Troy sessizce başını salladı. Arkasını dönüp kapıya doğru yürüdü ve tam açmak üzereyken durdu. Son anda bir şeyi hatırlamış gibi omzunun üzerinden kadına baktı. Kibirli duruşuyla dimdik ayakta duruyor, soğuk gözlerle onu izliyordu.

"Ne var biliyor musunuz Bayan Brooklyn. Babam pasif bir koca, pis bir kumarbaz, hatta alkolik bir adam olabilir. Ama en azından ona ihanet eden kadından ayrılacak kadar onurluydu."

Bianca, seğirmeye başlayan çenesini dikleştirirken duruşunu bozmamak için çaba sarf ettiği belliydi.

Troy başka bir şey söylemesine fırsat vermeden çıktı ve kapıyı arkasından sertçe çarptı.

Arkadaşına görünmeden arka bahçeye oradan da basket sahasına doğru yürümeye devam etti. Hava çok sıcaktı. Fakat bedeninin alev alev yanmasının asıl nedeni, içinin öfkeden kaynamasıydı. Yakıcı güneşe aldırmadan topu yerde sektirmeye başladı. İçindeki enerjiyi bir şekilde boşaltması lazımdı.

Attığı beşinci atış da basket olmayınca küfretti.

"Berbat bir oyuncu olduğunu söyleyen olmuş muydu?"

Dönüp baktığında tel örgülerin arkasında onu izleyen Corine'i gördü.

"Yalnızca ısınmaya çalışıyordum." dedikten sonra tekrar atış yapmak için yerinde zıplamaya başladı.

Corine alıcı gözle adamı süzüyordu.

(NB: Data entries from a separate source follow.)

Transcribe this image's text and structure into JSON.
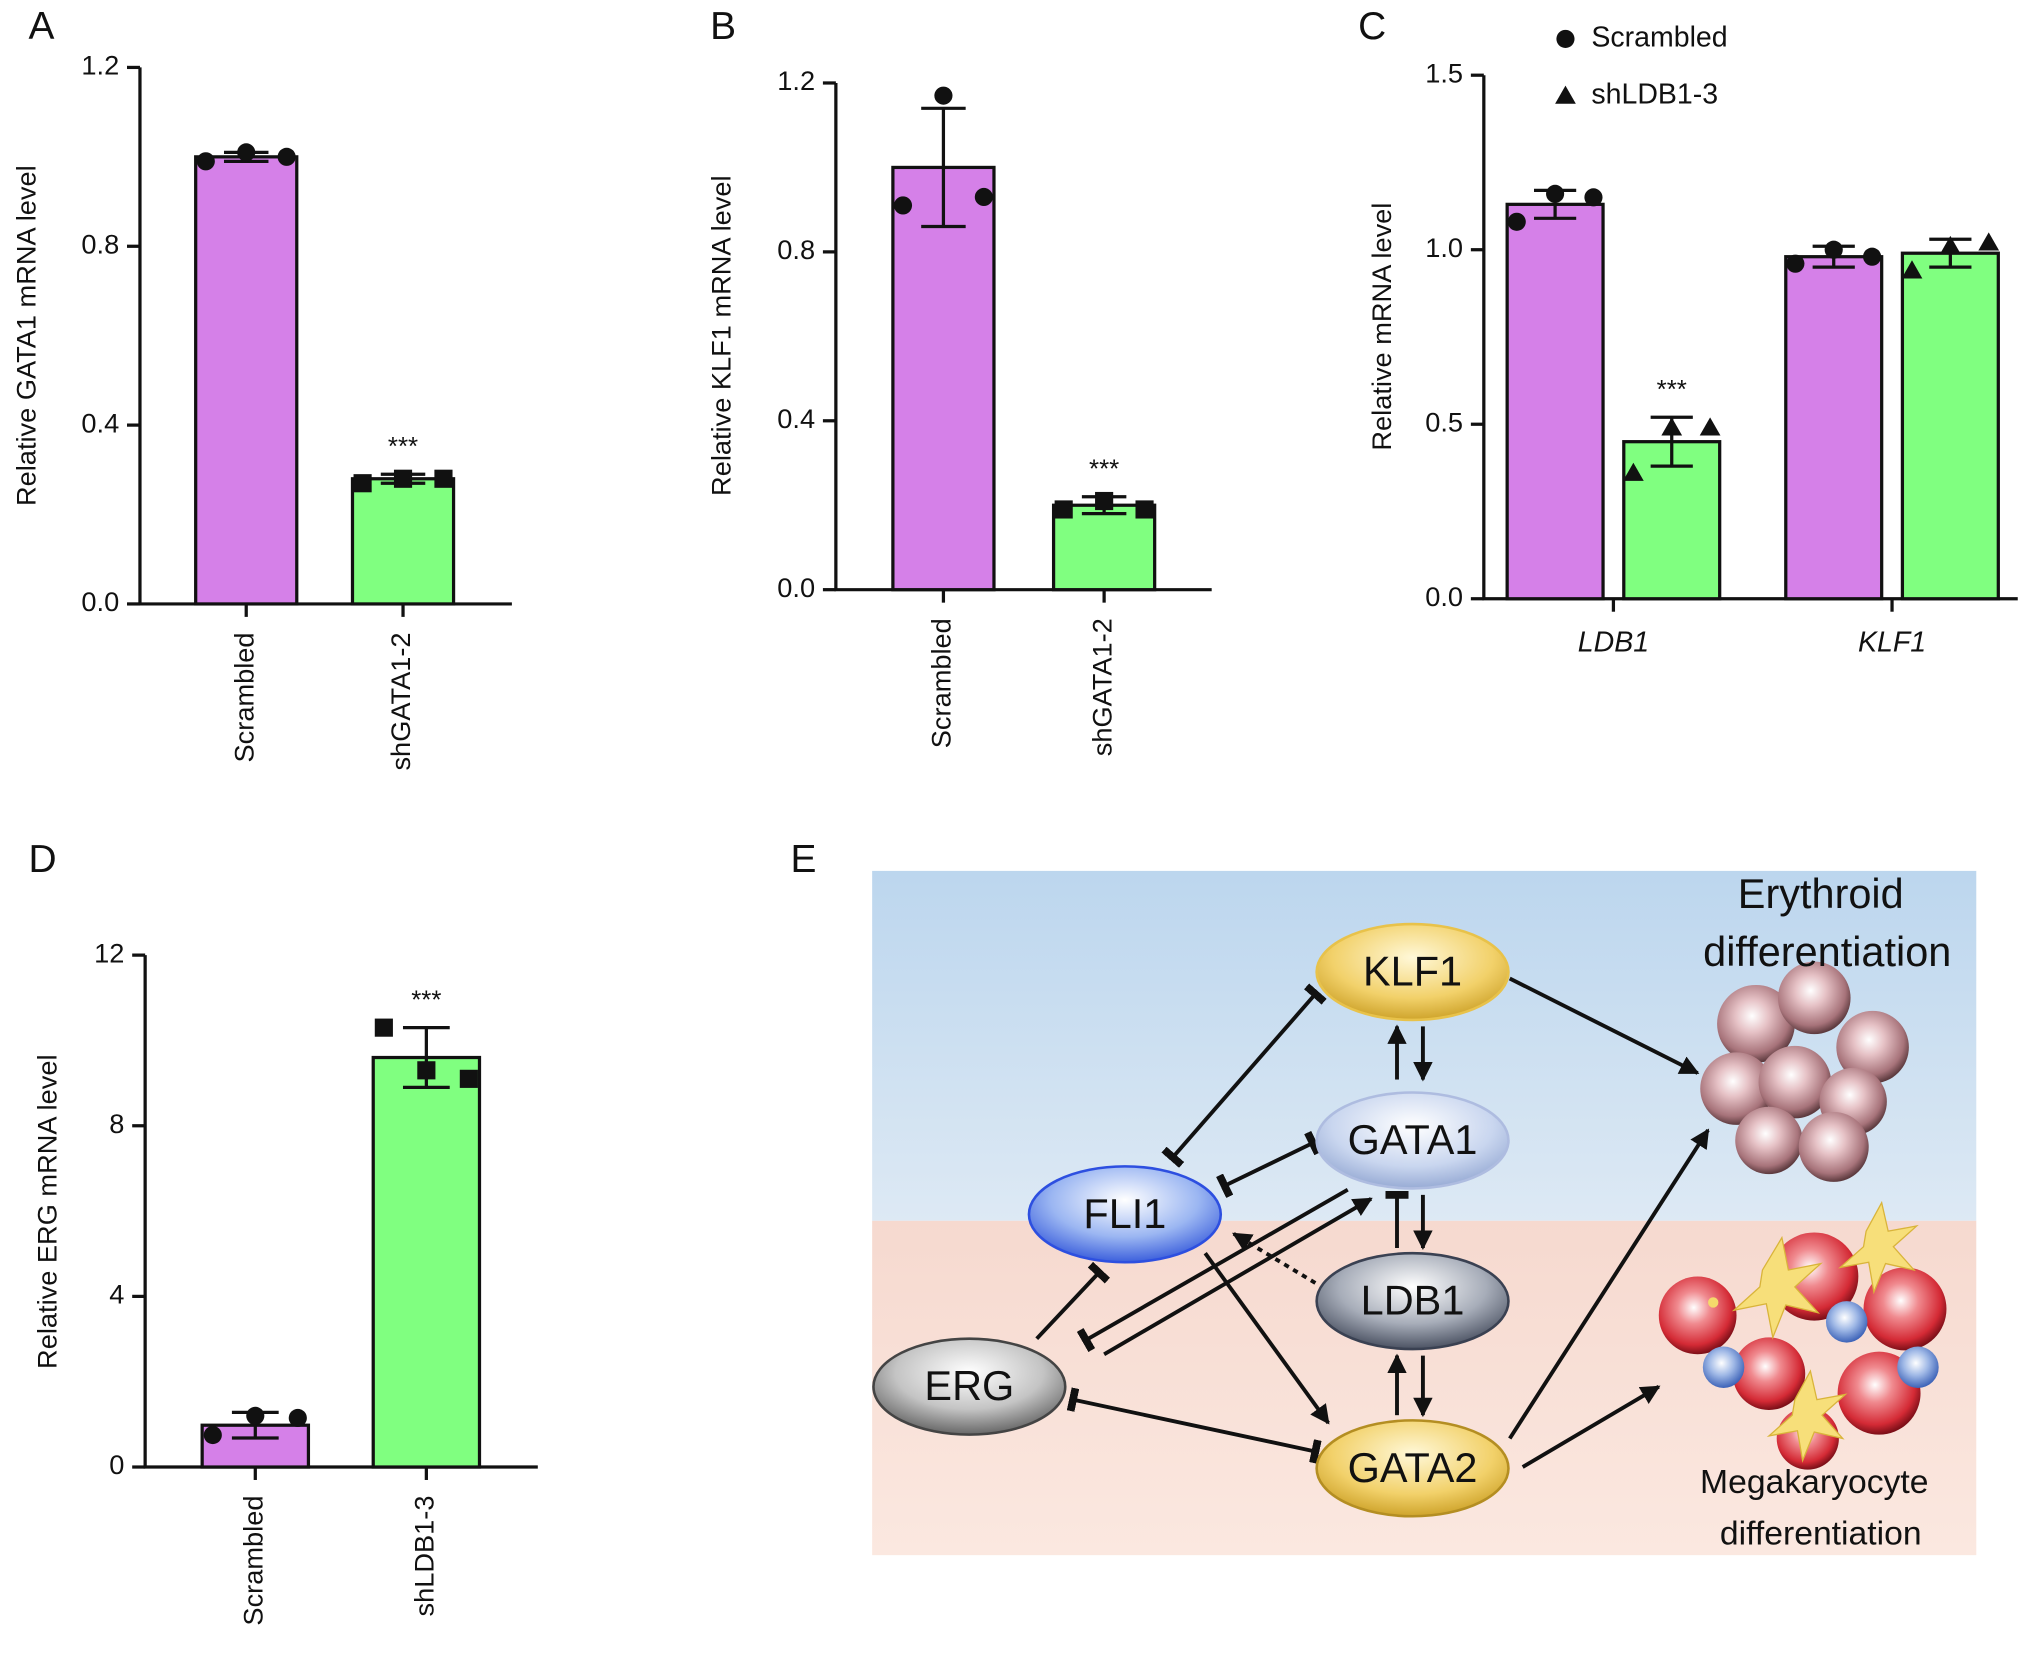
{
  "chart_data": [
    {
      "type": "bar",
      "panel": "A",
      "y_label": "Relative GATA1 mRNA level",
      "categories": [
        "Scrambled",
        "shGATA1-2"
      ],
      "values": [
        1.0,
        0.28
      ],
      "errors": [
        0.01,
        0.01
      ],
      "points": [
        [
          0.99,
          1.01,
          1.0
        ],
        [
          0.27,
          0.28,
          0.28
        ]
      ],
      "colors": [
        "#d580e8",
        "#80ff80"
      ],
      "markers": [
        "circle",
        "square"
      ],
      "ylim": [
        0,
        1.2
      ],
      "yticks": [
        {
          "value": 0,
          "label": "0.0"
        },
        0.4,
        0.8,
        1.2
      ],
      "annotations": [
        {
          "text": "***",
          "category": 1
        }
      ]
    },
    {
      "type": "bar",
      "panel": "B",
      "y_label": "Relative KLF1 mRNA level",
      "categories": [
        "Scrambled",
        "shGATA1-2"
      ],
      "values": [
        1.0,
        0.2
      ],
      "errors": [
        0.14,
        0.02
      ],
      "points": [
        [
          0.91,
          1.17,
          0.93
        ],
        [
          0.19,
          0.21,
          0.19
        ]
      ],
      "colors": [
        "#d580e8",
        "#80ff80"
      ],
      "markers": [
        "circle",
        "square"
      ],
      "ylim": [
        0,
        1.2
      ],
      "yticks": [
        {
          "value": 0,
          "label": "0.0"
        },
        0.4,
        0.8,
        1.2
      ],
      "annotations": [
        {
          "text": "***",
          "category": 1
        }
      ]
    },
    {
      "type": "grouped-bar",
      "panel": "C",
      "y_label": "Relative mRNA level",
      "categories": [
        "LDB1",
        "KLF1"
      ],
      "series": [
        {
          "name": "Scrambled",
          "color": "#d580e8",
          "marker": "circle",
          "values": [
            1.13,
            0.98
          ],
          "errors": [
            0.04,
            0.03
          ],
          "points": [
            [
              1.08,
              1.16,
              1.15
            ],
            [
              0.96,
              1.0,
              0.98
            ]
          ]
        },
        {
          "name": "shLDB1-3",
          "color": "#80ff80",
          "marker": "triangle",
          "values": [
            0.45,
            0.99
          ],
          "errors": [
            0.07,
            0.04
          ],
          "points": [
            [
              0.36,
              0.49,
              0.49
            ],
            [
              0.94,
              1.01,
              1.02
            ]
          ]
        }
      ],
      "ylim": [
        0,
        1.5
      ],
      "yticks": [
        {
          "value": 0,
          "label": "0.0"
        },
        0.5,
        {
          "value": 1,
          "label": "1.0"
        },
        1.5
      ],
      "annotations": [
        {
          "text": "***",
          "category": 0,
          "series": 1
        }
      ]
    },
    {
      "type": "bar",
      "panel": "D",
      "y_label": "Relative ERG mRNA level",
      "categories": [
        "Scrambled",
        "shLDB1-3"
      ],
      "values": [
        0.98,
        9.6
      ],
      "errors": [
        0.3,
        0.7
      ],
      "points": [
        [
          0.75,
          1.2,
          1.15
        ],
        [
          10.3,
          9.3,
          9.1
        ]
      ],
      "colors": [
        "#d580e8",
        "#80ff80"
      ],
      "markers": [
        "circle",
        "square"
      ],
      "ylim": [
        0,
        12
      ],
      "yticks": [
        0,
        4,
        8,
        12
      ],
      "annotations": [
        {
          "text": "***",
          "category": 1
        }
      ]
    }
  ],
  "diagram": {
    "panel": "E",
    "nodes": [
      {
        "label": "KLF1"
      },
      {
        "label": "GATA1"
      },
      {
        "label": "FLI1"
      },
      {
        "label": "LDB1"
      },
      {
        "label": "ERG"
      },
      {
        "label": "GATA2"
      }
    ],
    "erythroid": [
      "Erythroid",
      "differentiation"
    ],
    "megakaryocyte": [
      "Megakaryocyte",
      "differentiation"
    ]
  }
}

Altında eski görünen bir kot pantolon, üzerinde de gri renkli bir tişört vardı. Bir kaç dakikadır top oynuyordu fakat şimdiden terden sırılsıklam olmuştu. Koyu renk saçları alnına, ensesine yapışmış, esmer teni nemden parlamaya başlamıştı.

Tişörtü kısa kollu olmasına rağmen, kollarını kıvırmıştı. Bu haldeyken pazılarının ne kadar şişkin ve sert olduğu dikkatinden kaçmıyordu. İtiraf etmek gerekirse, karavanın önünde onu şaşırtıp kucağına tırmandığında bile adamın yumuşak tek bir kası olmadığını anlamıştı. Adamın kolları, göğsü her yeri taş gibi ve sıkıydı.

Orada sırf onu kızdırmak için Joseph Morgan'ı çekici ve seksi bulduğunu söylemişti. Tamam, Morgan yakışıklıydı. Üstelik sarışındı ve başarılı bir aktördü. Ancak Troy ile karşılaştırıldığında adamın daha vahşi bir cazibeye sahip olduğunu kabul etmeliydi.

"Bana biraz daha ısınırsan buhar olup havaya karışacakmışsın gibi geliyor."

Troy gülmemek için başını iki yana salladı.

"Senin peşinden koşman gereken aktörler yok mu?"

Corine iğnelemeyi görmezden geldi. Tembelce omuz silkerken atlet biçimindeki tişörtünün omuz askılarından biri aşağı kaymıştı. Troy'un gözleri bu anı yakaladı.

"Gazeteci olmaya çalışıyorum ben, paparazzi değil. Onları aşağıladığımdan değil elbette. Her mesleğe olduğu gibi onlara da saygım var. Sadece gerçeklerin peşinde olmayı ve onları ortaya çıkarmayı olayları abartıp, süslemekten daha çok seviyorum diyelim."

Troy top sektirmeye devam ederken kızın yanı başına geldiğini fark etmemişti. Geri çekilirken az kalsın üzerine çıkıyordu.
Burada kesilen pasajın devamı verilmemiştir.